As ASEAN’s largest economy with a population of over 270 million people, Indonesia is a key player to reduce plastic waste, both regionally and globally. In 2019, it partnered the Global Plastic Action Partnership and became the first country to introduce the National Plastic Action Partnership.

It aims to achieve a 70% reduction in marine plastic waste leakage by 2025, and near-zero plastic waste pollution by 2040. Achieving these targets will require capital investments of about US$18 billion for waste management and recycling between 2017 and 2040, with approximately US$1 billion per year in additional operational financing for solid waste management by 2040.

Implementing programmes on sustainable development and plastic waste reduction has become one of Indonesia’s national priorities. As has mobilising capital for waste management systems which are traditionally under-funded due to the challenging economics of high capital and operational expenditures as well as weak revenue streams.

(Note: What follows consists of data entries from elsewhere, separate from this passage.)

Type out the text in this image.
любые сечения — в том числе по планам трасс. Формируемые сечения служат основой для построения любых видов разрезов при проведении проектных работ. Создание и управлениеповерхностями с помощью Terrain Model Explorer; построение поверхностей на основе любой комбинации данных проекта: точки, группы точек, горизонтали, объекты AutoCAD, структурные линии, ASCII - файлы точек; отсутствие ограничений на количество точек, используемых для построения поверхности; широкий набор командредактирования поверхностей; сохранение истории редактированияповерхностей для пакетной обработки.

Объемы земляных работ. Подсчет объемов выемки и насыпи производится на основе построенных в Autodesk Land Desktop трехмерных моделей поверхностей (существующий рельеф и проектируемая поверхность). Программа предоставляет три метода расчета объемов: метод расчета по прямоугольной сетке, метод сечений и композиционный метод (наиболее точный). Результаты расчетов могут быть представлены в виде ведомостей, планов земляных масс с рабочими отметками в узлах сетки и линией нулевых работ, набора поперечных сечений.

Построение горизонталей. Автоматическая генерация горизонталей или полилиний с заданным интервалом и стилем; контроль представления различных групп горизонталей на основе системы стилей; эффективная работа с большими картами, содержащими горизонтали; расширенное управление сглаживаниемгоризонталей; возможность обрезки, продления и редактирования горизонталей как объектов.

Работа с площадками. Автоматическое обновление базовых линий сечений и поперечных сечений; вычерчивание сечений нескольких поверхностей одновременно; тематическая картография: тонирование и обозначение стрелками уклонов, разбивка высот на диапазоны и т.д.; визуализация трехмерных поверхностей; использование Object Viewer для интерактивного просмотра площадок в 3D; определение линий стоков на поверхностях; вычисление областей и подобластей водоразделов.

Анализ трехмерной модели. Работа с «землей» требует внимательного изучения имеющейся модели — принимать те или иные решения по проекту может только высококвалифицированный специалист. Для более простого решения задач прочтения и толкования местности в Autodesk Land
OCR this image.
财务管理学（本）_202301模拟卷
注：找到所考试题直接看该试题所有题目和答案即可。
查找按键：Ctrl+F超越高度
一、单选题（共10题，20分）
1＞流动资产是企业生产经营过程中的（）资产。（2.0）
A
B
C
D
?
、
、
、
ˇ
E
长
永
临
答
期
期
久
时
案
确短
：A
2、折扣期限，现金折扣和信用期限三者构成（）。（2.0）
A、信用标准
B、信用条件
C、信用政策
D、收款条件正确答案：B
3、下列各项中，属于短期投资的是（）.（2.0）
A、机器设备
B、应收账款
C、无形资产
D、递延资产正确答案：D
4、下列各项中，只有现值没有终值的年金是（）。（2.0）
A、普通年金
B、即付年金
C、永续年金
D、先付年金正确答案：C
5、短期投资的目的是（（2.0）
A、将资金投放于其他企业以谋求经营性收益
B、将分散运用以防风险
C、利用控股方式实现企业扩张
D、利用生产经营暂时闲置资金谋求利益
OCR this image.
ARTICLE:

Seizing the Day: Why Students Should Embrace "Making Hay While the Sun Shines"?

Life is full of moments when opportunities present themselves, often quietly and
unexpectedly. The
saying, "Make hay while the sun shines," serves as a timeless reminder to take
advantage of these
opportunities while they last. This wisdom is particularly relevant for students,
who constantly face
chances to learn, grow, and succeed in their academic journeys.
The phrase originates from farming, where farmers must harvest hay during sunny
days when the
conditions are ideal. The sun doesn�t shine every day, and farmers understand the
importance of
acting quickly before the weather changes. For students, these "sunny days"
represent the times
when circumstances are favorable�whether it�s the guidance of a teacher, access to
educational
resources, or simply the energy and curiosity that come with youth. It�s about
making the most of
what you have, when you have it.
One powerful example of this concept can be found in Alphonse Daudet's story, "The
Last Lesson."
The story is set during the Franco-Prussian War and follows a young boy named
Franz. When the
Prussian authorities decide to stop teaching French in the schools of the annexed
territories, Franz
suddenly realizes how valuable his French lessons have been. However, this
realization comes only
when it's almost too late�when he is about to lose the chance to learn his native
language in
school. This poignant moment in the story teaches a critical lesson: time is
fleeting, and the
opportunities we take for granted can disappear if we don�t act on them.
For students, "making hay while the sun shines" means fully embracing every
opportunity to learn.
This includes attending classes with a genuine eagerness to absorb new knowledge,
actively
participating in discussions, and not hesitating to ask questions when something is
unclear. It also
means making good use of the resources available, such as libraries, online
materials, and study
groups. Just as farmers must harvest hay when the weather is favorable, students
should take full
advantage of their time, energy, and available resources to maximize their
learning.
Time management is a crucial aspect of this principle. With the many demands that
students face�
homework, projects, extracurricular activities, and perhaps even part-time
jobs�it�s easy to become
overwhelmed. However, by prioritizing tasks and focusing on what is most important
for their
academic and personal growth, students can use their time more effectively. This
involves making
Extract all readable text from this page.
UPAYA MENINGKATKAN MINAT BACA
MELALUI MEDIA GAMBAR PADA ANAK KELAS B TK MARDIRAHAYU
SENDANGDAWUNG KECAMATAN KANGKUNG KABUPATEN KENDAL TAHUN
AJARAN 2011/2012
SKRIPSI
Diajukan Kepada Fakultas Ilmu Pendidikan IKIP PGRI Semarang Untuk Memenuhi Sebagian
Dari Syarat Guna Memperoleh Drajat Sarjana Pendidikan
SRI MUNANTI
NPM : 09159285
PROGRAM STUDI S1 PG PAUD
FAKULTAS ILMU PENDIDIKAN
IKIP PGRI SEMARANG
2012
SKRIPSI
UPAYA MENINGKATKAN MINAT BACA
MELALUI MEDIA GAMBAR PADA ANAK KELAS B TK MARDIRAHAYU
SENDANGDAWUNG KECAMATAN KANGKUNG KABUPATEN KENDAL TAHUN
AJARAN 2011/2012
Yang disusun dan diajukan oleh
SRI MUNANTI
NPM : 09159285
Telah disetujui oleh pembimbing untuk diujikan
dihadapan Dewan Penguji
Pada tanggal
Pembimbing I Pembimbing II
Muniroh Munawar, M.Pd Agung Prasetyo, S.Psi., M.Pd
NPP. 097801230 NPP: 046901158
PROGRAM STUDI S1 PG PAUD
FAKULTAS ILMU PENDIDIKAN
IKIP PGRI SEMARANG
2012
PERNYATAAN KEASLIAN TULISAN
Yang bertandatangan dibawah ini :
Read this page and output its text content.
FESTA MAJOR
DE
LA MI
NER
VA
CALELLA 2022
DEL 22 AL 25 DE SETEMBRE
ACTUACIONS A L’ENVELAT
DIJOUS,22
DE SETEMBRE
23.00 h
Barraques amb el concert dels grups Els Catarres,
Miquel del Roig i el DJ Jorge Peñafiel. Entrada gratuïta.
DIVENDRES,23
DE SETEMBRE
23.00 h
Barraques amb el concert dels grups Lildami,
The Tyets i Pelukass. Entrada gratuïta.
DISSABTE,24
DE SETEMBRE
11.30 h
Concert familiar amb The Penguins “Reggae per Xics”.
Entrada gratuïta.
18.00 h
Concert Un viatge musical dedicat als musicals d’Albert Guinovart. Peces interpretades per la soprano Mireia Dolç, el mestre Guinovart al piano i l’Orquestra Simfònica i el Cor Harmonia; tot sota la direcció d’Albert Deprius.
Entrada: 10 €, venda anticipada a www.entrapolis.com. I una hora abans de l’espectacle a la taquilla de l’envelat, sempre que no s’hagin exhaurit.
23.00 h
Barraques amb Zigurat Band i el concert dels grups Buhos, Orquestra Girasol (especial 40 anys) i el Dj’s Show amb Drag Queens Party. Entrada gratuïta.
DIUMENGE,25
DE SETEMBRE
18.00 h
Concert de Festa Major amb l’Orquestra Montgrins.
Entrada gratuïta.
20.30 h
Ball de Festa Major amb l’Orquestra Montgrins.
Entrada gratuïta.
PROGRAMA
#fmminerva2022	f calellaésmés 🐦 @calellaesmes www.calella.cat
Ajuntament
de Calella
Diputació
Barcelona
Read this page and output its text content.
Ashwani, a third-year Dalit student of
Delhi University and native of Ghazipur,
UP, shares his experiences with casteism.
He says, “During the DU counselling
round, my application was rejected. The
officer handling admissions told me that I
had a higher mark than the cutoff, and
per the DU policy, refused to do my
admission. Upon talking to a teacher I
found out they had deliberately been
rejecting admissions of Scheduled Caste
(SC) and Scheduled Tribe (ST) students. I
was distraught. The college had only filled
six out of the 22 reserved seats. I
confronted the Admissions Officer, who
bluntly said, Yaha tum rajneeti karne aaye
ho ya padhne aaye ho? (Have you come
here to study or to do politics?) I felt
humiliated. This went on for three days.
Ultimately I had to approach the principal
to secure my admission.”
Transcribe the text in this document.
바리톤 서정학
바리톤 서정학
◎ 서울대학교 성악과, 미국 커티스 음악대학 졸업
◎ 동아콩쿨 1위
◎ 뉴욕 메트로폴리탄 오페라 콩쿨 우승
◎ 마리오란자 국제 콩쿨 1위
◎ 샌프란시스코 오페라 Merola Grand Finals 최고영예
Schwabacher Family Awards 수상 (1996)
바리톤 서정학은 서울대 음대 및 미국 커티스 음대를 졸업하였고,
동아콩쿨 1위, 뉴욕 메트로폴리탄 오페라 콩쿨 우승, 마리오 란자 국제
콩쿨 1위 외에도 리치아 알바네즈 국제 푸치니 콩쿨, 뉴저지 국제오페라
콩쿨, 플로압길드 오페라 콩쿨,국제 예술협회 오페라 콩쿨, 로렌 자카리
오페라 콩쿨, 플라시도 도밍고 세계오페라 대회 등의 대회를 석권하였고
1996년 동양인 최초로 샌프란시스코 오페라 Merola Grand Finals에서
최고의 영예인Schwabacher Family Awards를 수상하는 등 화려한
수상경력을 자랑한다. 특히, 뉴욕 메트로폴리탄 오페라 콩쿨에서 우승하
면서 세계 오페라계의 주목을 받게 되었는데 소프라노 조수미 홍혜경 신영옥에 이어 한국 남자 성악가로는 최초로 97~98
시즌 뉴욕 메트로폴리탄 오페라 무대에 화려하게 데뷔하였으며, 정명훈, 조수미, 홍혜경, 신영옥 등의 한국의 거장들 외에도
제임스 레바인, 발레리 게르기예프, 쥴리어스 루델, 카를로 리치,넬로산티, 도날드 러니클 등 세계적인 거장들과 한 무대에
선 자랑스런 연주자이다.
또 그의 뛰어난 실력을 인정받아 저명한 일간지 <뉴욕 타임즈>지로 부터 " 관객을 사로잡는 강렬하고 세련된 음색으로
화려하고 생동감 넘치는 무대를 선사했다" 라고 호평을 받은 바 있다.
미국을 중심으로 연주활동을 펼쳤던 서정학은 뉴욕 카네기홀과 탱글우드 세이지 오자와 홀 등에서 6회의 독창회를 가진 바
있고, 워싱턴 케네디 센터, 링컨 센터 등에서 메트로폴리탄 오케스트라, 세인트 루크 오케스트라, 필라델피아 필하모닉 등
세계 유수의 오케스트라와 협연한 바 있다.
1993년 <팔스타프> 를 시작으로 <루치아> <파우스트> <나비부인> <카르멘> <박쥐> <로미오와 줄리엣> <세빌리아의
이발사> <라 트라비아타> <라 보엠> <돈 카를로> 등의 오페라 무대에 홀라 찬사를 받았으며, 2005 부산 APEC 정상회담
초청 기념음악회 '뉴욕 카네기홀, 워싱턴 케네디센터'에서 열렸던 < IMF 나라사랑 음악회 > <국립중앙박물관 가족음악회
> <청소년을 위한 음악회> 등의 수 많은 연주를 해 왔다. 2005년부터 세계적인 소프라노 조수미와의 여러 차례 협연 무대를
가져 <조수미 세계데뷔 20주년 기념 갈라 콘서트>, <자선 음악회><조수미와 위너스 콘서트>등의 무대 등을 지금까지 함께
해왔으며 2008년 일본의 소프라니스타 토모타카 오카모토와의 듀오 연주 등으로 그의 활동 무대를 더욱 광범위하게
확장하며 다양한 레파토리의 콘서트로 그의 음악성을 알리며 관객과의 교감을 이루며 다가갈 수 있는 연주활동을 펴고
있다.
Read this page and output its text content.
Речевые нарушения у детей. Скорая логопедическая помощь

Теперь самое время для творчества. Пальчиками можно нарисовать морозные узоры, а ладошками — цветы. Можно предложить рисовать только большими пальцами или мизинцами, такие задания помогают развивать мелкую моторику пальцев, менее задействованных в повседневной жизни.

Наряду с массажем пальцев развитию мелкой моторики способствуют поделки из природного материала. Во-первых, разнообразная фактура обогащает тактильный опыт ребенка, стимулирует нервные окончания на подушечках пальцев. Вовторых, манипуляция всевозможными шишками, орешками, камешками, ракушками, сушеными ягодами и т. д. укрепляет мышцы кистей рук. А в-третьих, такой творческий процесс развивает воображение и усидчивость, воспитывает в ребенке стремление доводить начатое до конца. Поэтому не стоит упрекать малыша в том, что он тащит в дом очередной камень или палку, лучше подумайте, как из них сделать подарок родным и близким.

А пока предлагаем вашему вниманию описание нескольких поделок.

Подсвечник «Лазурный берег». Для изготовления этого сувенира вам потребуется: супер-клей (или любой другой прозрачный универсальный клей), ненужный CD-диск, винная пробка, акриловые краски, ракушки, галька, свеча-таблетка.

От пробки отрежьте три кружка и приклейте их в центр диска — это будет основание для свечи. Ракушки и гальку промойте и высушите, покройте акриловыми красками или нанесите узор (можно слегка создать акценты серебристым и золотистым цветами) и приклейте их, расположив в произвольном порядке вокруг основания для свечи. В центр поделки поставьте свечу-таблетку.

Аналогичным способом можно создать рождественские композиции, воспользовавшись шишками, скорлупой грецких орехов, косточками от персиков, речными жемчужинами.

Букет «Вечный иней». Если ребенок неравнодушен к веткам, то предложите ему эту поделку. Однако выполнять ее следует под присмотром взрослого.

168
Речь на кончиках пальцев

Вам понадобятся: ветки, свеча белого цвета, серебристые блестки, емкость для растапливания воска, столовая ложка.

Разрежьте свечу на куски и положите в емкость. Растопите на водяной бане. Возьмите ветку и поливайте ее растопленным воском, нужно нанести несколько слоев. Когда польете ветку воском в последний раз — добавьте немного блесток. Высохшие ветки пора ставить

In addition to enhancing collection, sorting, processing, and recycling, Bersih Indonesia was also designed to address financing challenges on two fronts—by optimising running costs and enhancing revenue streams through a combination of regency-wide collection fees plus higher income from materials.

The aim is to deploy the project in phases across three regencies in Java—Malang, Magelang and Sukabumi, serving a combined population of over 6.5 million residents. At full capacity, the three systems expect to collect a combined total of over 800,000 tonnes of municipal solid waste and divert about 140,000 tonnes of plastic waste every year with the potential to create around 8,000 jobs. The multi-year initiative has kicked off in Malang, the second largest regency in East Java. Phase One expects to serve more than 2.6 million people and will be developed at a cost of US$29 million which will be fully funded by the Alliance.

Luhut Binsar Pandjaitan, Indonesia’s Coordinating Minister for Maritime and Investment Affairs, said: “Innovation and collaboration will be crucial in tackling the plastic waste problem. The Bersih Indonesia programme must be able to combine waste management models with circular economy principles to increase the economic value of plastic waste and facilitate the development of downstream ecosystems. It will pioneer new revenue streams by working with traders to create end-markets for recyclates and extract maximum value from materials including glass, paper, metal, and plastic waste. The innovative collection initiatives will further unlock value for hard-to-recycle plastic waste including flexible packaging, using it as feedstock for chemical recycling.”

Kristin Hughes, Director of the Global Plastic Action Partnership, World Economic Forum, said: “The Global Plastic Action Partnership and its national platforms were designed to drive significantly more action to match the scale of the plastic waste challenge. Multi-stakeholder collaboration reflects the responsibility that all actors—from industry to governments to the public—have to eliminate plastic waste in the environment. The Bersih Indonesia programme is representative of that kind of collective action needed.”

Jacob Duer, President and CEO of the Alliance, said: “The Bersih Indonesia programme will establish a holistic operating model that addresses waste management gaps in underserved communities. Insufficient capital investment, low profitability, lack of technical capacity and capability, and inadequate governance have historically hindered waste management, particularly in emerging markets. In particular, the scale of investment required to tackle the plastic waste problem has been a significant hurdle. This pilot programme has the potential to create a blueprint for future financially sustainable waste management projects in underserved communities around the world.”

“The Alliance and its partners are committed to the strong, smooth implementation of Bersih Indonesia. And we look forward to delivering a waste management system that supports Indonesia’s plastic waste-free ambitions while benefitting local communities” he concluded.

They were speaking on the side of the UN Ocean Conference in Lisbon.